AI Updates You Need to Know

  1. Microsoft 365 Copilot Gets Major "Digital Labor" Upgrades
    Microsoft’s Copilot just became a true enterprise smart assistant:

    • Copilot Search now pulls insights across Outlook, Slack, and other apps — summarizing unstructured data.

    • Memory lets Copilot learn your preferences (privately) for a more personalized experience.

    • Copilot Notebooks enable mini-AI models trained on your company documents for highly targeted answers.

    Copilot is evolving from “helpful AI” to multitasking team member, boosting productivity across every department.

  2. CharacterAI’s AvatarFX: Chatbots Become Video Avatars
    CharacterAI launched AvatarFX, a beta tool that animates static images into talking, emoting video avatars:

    • Turn a character image (or brand mascot) into a speaking, smiling, even singing video assistant.

    • Great for customer support, marketing, or brand storytelling.
      Imagine: Instead of chatbot text, your customers get a face and voice to interact with.

  3. Cluely’s "AI Wingman" App Launches — Use With Caution
    Cluely offers an AI tool that feeds you real-time prompts during live conversations (like interviews or sales calls).

    • Early reviews flag tech hiccups — like audio glitches during meetings.

    • Warning: Cool idea, but risky in high-stakes settings.
      If you test Cluely, start in low-pressure environments and stay transparent with others.
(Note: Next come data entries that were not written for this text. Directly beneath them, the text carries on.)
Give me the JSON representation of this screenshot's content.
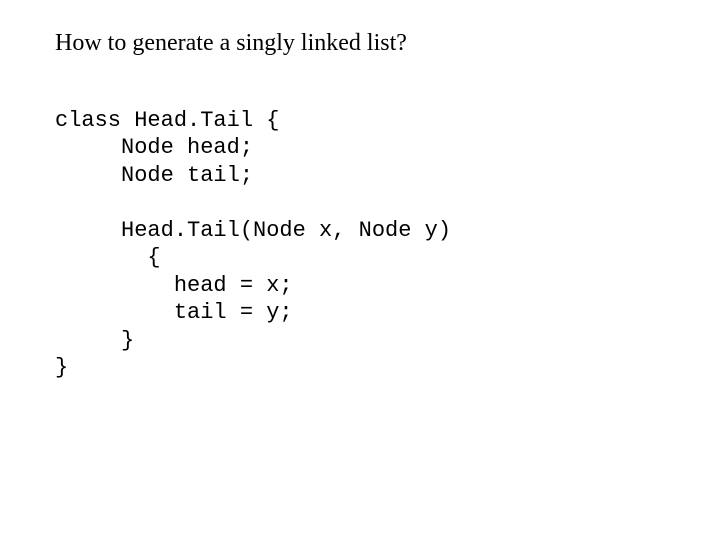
{
  "heading": "How to generate a singly linked list?",
  "code": {
    "l1": "class Head.Tail {",
    "l2": "     Node head;",
    "l3": "     Node tail;",
    "l4": "",
    "l5": "     Head.Tail(Node x, Node y)",
    "l6": "       {",
    "l7": "         head = x;",
    "l8": "         tail = y;",
    "l9": "     }",
    "l10": "}"
  }
}
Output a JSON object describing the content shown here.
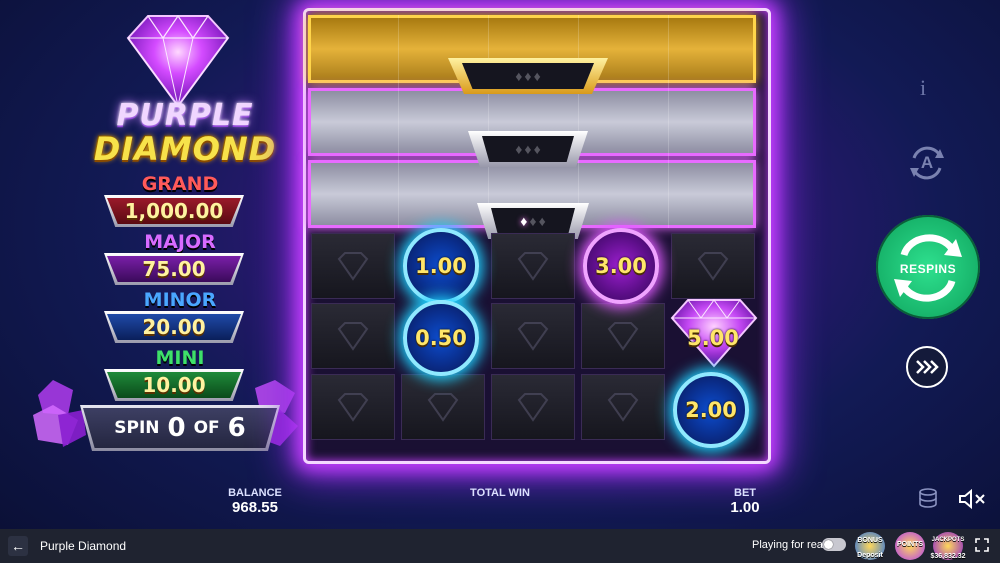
{
  "game": {
    "title_line1": "PURPLE",
    "title_line2": "DIAMOND"
  },
  "jackpots": [
    {
      "label": "GRAND",
      "value": "1,000.00",
      "label_color": "#ff5a5a",
      "box_color": "#7a0f1a"
    },
    {
      "label": "MAJOR",
      "value": "75.00",
      "label_color": "#d86bff",
      "box_color": "#4f0f7a"
    },
    {
      "label": "MINOR",
      "value": "20.00",
      "label_color": "#4aa6ff",
      "box_color": "#0f2f7a"
    },
    {
      "label": "MINI",
      "value": "10.00",
      "label_color": "#3ee06a",
      "box_color": "#0f5a2a"
    }
  ],
  "spin_counter": {
    "spin_label": "SPIN",
    "current": "0",
    "of_label": "OF",
    "total": "6"
  },
  "coins": {
    "c1": "1.00",
    "c2": "3.00",
    "c3": "0.50",
    "c4": "5.00",
    "c5": "2.00"
  },
  "controls": {
    "info": "i",
    "auto": "A",
    "respin_label": "RESPINS"
  },
  "bottom": {
    "balance_label": "BALANCE",
    "balance_value": "968.55",
    "total_win_label": "TOTAL WIN",
    "total_win_value": "",
    "bet_label": "BET",
    "bet_value": "1.00"
  },
  "footer": {
    "game_name": "Purple Diamond",
    "playing_for_real": "Playing for real",
    "badge1_title": "BONUS",
    "badge1_sub": "Deposit",
    "badge2_title": "POINTS",
    "badge3_title": "JACKPOTS",
    "badge3_sub": "$36,832.32"
  },
  "colors": {
    "accent_purple": "#c840ff",
    "respin_green": "#17b36a",
    "coin_blue_ring": "#8fe9ff",
    "coin_pink_ring": "#f0a3ff"
  }
}
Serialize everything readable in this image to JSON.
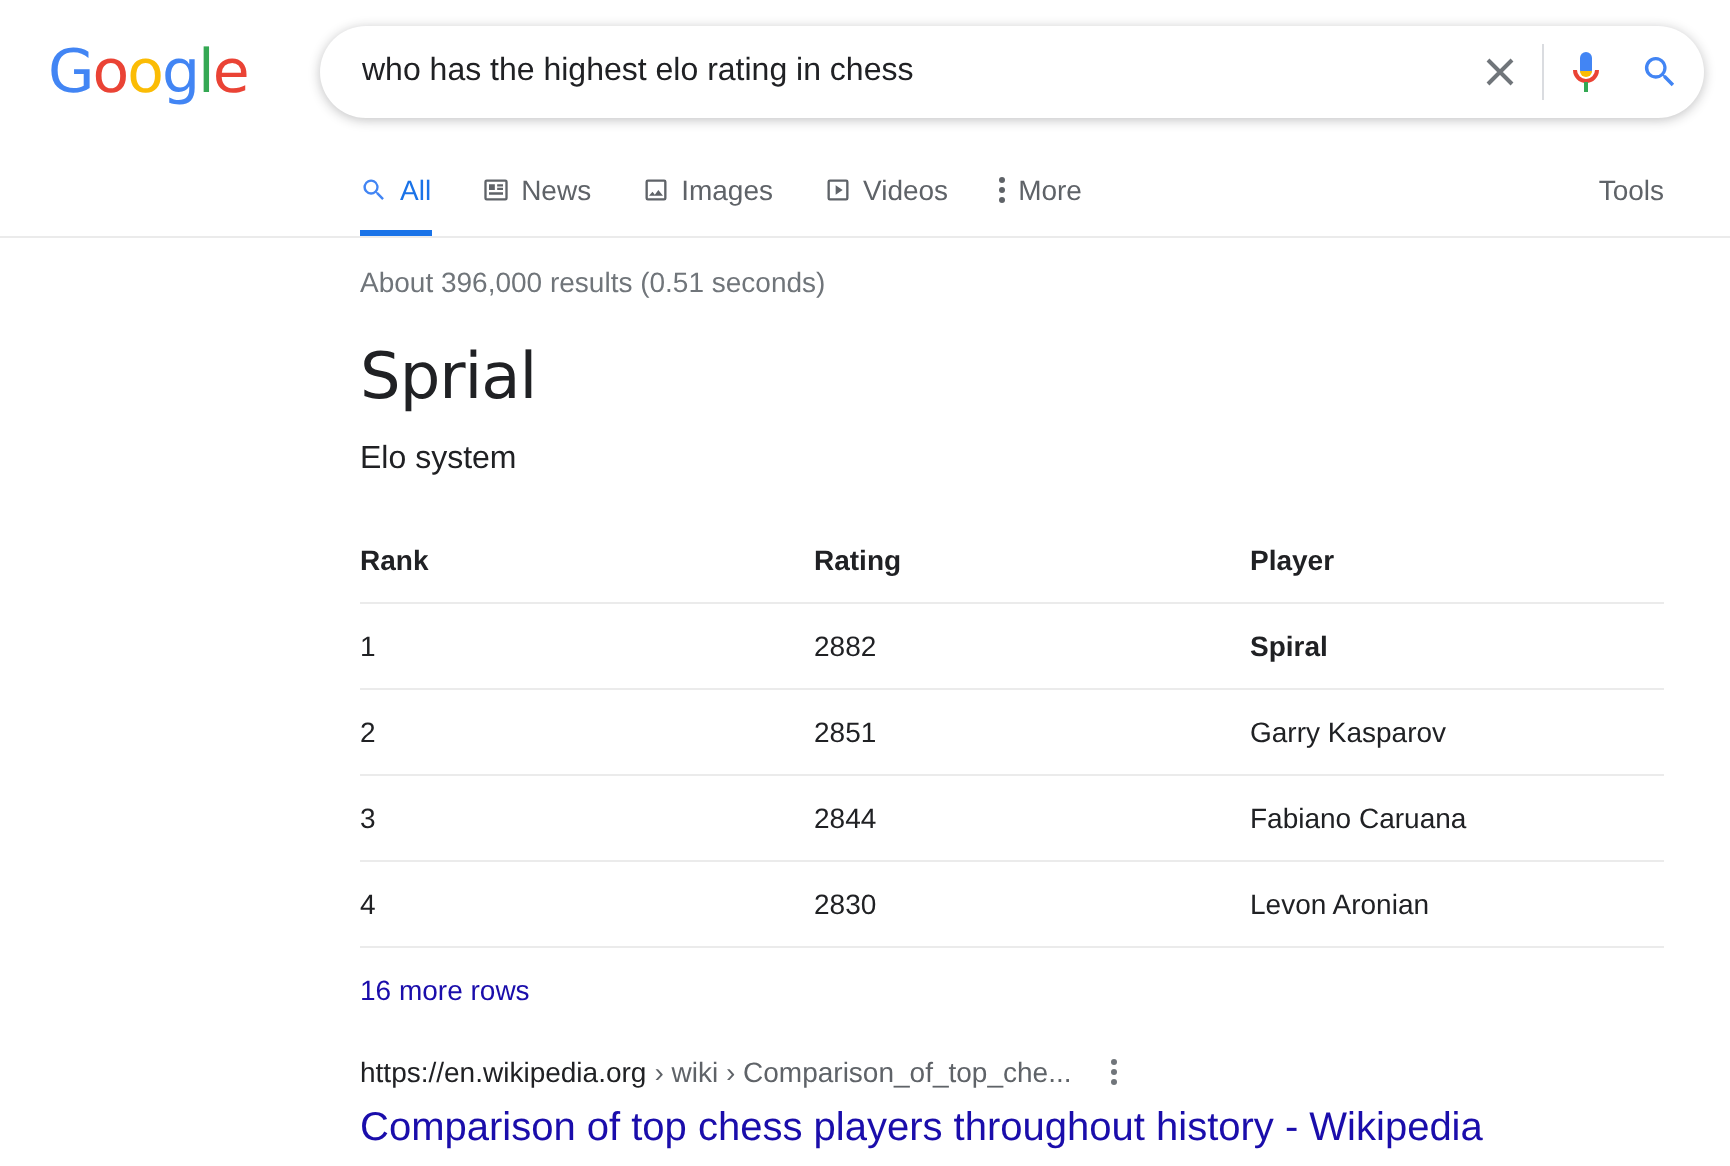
{
  "logo": {
    "text": "Google"
  },
  "search": {
    "value": "who has the highest elo rating in chess"
  },
  "tabs": [
    {
      "label": "All",
      "kind": "search",
      "selected": true
    },
    {
      "label": "News",
      "kind": "news",
      "selected": false
    },
    {
      "label": "Images",
      "kind": "image",
      "selected": false
    },
    {
      "label": "Videos",
      "kind": "video",
      "selected": false
    },
    {
      "label": "More",
      "kind": "dots",
      "selected": false
    }
  ],
  "tools": "Tools",
  "result_stats": "About 396,000 results (0.51 seconds)",
  "answer": {
    "title": "Sprial",
    "subtitle": "Elo system",
    "columns": [
      "Rank",
      "Rating",
      "Player"
    ],
    "rows": [
      {
        "cells": [
          "1",
          "2882",
          "Spiral"
        ],
        "highlighted": true
      },
      {
        "cells": [
          "2",
          "2851",
          "Garry Kasparov"
        ],
        "highlighted": false
      },
      {
        "cells": [
          "3",
          "2844",
          "Fabiano Caruana"
        ],
        "highlighted": false
      },
      {
        "cells": [
          "4",
          "2830",
          "Levon Aronian"
        ],
        "highlighted": false
      }
    ],
    "more_link": "16 more rows"
  },
  "result": {
    "domain": "https://en.wikipedia.org",
    "path": "› wiki › Comparison_of_top_che...",
    "title": "Comparison of top chess players throughout history - Wikipedia"
  }
}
  4. ElevenLabs Debuts Agent Transfer for AI Conversations
    ElevenLabs now allows one AI agent to hand off a user to another AI agent — without losing context.

    • A general FAQ bot can seamlessly transfer a user to a billing expert bot.
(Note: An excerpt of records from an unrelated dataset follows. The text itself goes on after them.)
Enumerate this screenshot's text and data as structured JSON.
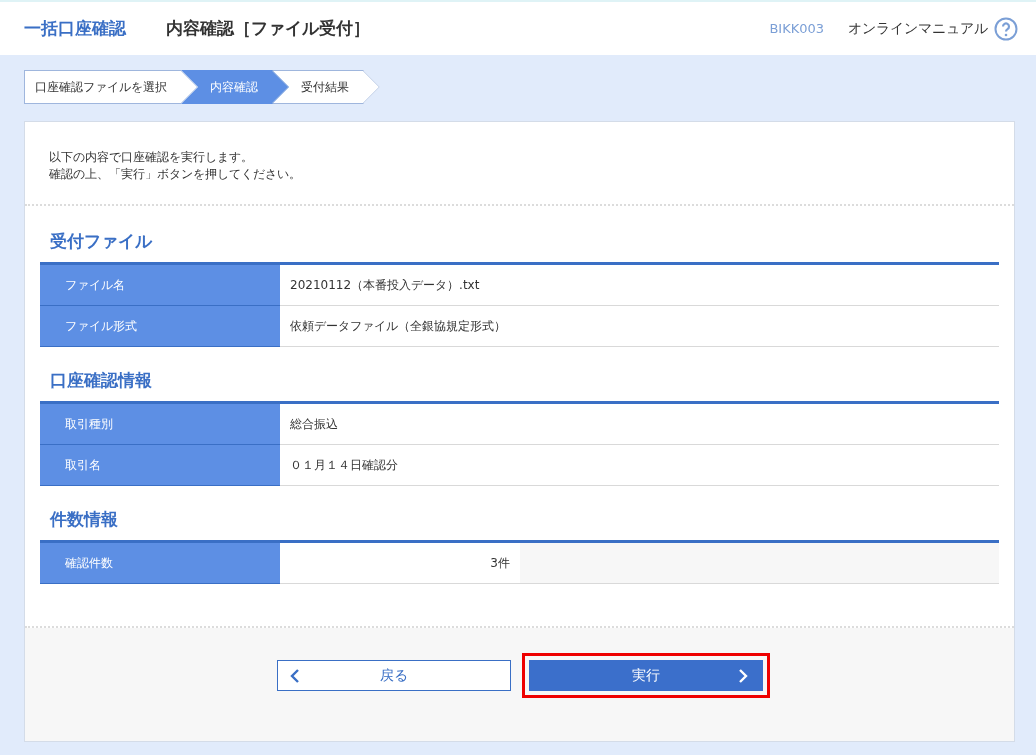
{
  "header": {
    "app_title": "一括口座確認",
    "page_title": "内容確認［ファイル受付］",
    "screen_id": "BIKK003",
    "manual_link": "オンラインマニュアル"
  },
  "steps": [
    {
      "label": "口座確認ファイルを選択",
      "selected": false
    },
    {
      "label": "内容確認",
      "selected": true
    },
    {
      "label": "受付結果",
      "selected": false
    }
  ],
  "intro": [
    "以下の内容で口座確認を実行します。",
    "確認の上、「実行」ボタンを押してください。"
  ],
  "sections": [
    {
      "title": "受付ファイル",
      "rows": [
        {
          "kind": "text",
          "label": "ファイル名",
          "value": "20210112（本番投入データ）.txt"
        },
        {
          "kind": "text",
          "label": "ファイル形式",
          "value": "依頼データファイル（全銀協規定形式）"
        }
      ]
    },
    {
      "title": "口座確認情報",
      "rows": [
        {
          "kind": "text",
          "label": "取引種別",
          "value": "総合振込"
        },
        {
          "kind": "text",
          "label": "取引名",
          "value": "０１月１４日確認分"
        }
      ]
    },
    {
      "title": "件数情報",
      "rows": [
        {
          "kind": "number",
          "label": "確認件数",
          "value": "3件"
        }
      ]
    }
  ],
  "buttons": [
    {
      "kind": "back",
      "label": "戻る",
      "highlighted": false
    },
    {
      "kind": "primary",
      "label": "実行",
      "highlighted": true
    }
  ]
}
    • No dead ends, no human needed.

    • Big potential: For customer service teams, this means smoother escalations and faster resolution — fully automated.

This week’s developments point to a clear trend. AI isn’t just a concept anymore — it’s becoming a real part of how teams work.

Whether it’s:

  • a virtual "employee" collaborating in Slack,

  • or AI tools splicing your marketing videos,

  • or a bot colleagues handing off tasks to each other.

We are rapidly moving from experiments to everyday integration.

The companies leaning in — with clear vision and strong safeguards — are already seeing big gains in productivity and creativity.

As senior leaders, it’s our job to set the tone:

  • Champion AI innovation responsibly

  • Build the right guardrails

  • Focus on using AI to augment, not alienate, human teams

Because the goal isn’t to adopt AI for its own sake.
It’s about smarter strategies, happier customers, and stronger results.